Model Developed using the Biocellion Framework

This tumor model was developed using a new high performance framework for biological simulations called Biocellion. Biocellion is still under active development and not yet available for general use. This model is part of an early effort to test the framework and establish its value. The Biocellion framework allows computational biologists to have the benefits of high performance computing across many nodes in a cluster without having to worry about how to parallelize the model. Biocellion handles all the load balancing and parallelization of the model while allowing for a broad range of model implementations that can be used for many different kinds of simulations.

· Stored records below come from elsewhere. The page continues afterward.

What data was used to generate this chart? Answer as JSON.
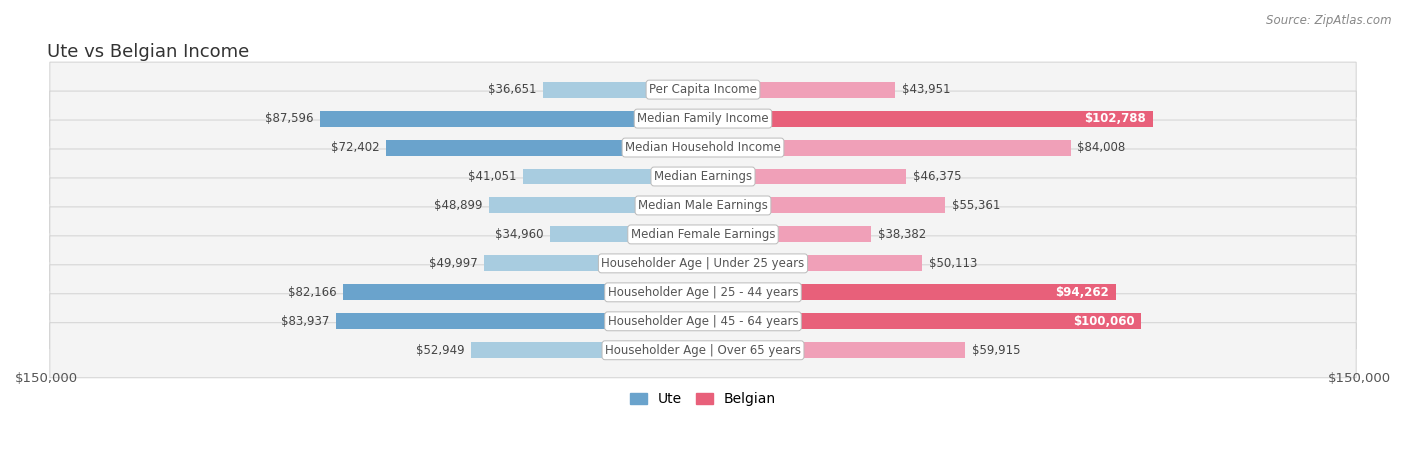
{
  "title": "Ute vs Belgian Income",
  "source": "Source: ZipAtlas.com",
  "categories": [
    "Per Capita Income",
    "Median Family Income",
    "Median Household Income",
    "Median Earnings",
    "Median Male Earnings",
    "Median Female Earnings",
    "Householder Age | Under 25 years",
    "Householder Age | 25 - 44 years",
    "Householder Age | 45 - 64 years",
    "Householder Age | Over 65 years"
  ],
  "ute_values": [
    36651,
    87596,
    72402,
    41051,
    48899,
    34960,
    49997,
    82166,
    83937,
    52949
  ],
  "belgian_values": [
    43951,
    102788,
    84008,
    46375,
    55361,
    38382,
    50113,
    94262,
    100060,
    59915
  ],
  "ute_labels": [
    "$36,651",
    "$87,596",
    "$72,402",
    "$41,051",
    "$48,899",
    "$34,960",
    "$49,997",
    "$82,166",
    "$83,937",
    "$52,949"
  ],
  "belgian_labels": [
    "$43,951",
    "$102,788",
    "$84,008",
    "$46,375",
    "$55,361",
    "$38,382",
    "$50,113",
    "$94,262",
    "$100,060",
    "$59,915"
  ],
  "ute_color_dark": "#6aa3cc",
  "ute_color_light": "#a8cce0",
  "belgian_color_dark": "#e8607a",
  "belgian_color_light": "#f0a0b8",
  "ute_dark_threshold": 70000,
  "belgian_dark_threshold": 88000,
  "max_val": 150000,
  "xlabel_left": "$150,000",
  "xlabel_right": "$150,000",
  "title_fontsize": 13,
  "label_fontsize": 8.5,
  "category_fontsize": 8.5,
  "source_fontsize": 8.5
}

Model Implementation The model begins with a single Proliferating cell in a glucose rich environment. The tumor grows consuming glucose and cells start to move into the other states. Because our domain is of a fixed size and their is no source of glucose other than the initial amounts, eventually the glucose is consumed and all of the cells become Calcified. One of the major goals was to get a layered tumor with each cell type forming a layer. Because cell type changes glucose consumption the parameters of when a Proliferating Cell should Change to Stasis, when Stasis should change to Necrotic and at what volume Necrotic should become Calcified; getting a layered tumor with each of the cell types present was very sensitive and required many iterations.


Fig 2. Number of cells vs time
Fig 3. Number of cells vs glucose concentration

Figure 2 shows the growth curves of each cell type in a successful simulation. Three humps can be seen in the figure as the cell types change with the environment eventually all starving and becoming calcified. The cells in the center of the tumor transition through the stages the more quickly than those on the surface of the tumor because glucose has previously been consumed lowering the glucose levels in the middle. After getting the model to work, we tested it with a large variety of initial glucose levels. The results are summarized in Figure 3. The total number of cells was observed to have a linear relationship with the initial glucose level. This was expected because there are no additional sources of glucose in the model so the initial amount corresponds to the number of cells that could grow.

Future Work

We acknowledge that these simulations haven't greatly added understanding of the development of tumors, but we have laid the foundational work for more complex simulations that can gain understanding by adding additional complexities to this model. There are many additional facets that could be added to this model to increase its value. A few possibilities include:

  • Blood cells that provide a supply of nutrients so that the tumor can continue to grow beyond the original nutrient amounts.
  • Oxygen, another important nutrient that affects tumor cells. This would add complexity to the model of when cells change type *bringing the simulation closer to real biology.
  • Apoptosis, or programed cell death. Not all cells die of starvation, some intentionally die leaving very different remains than cells that dies of necrosis.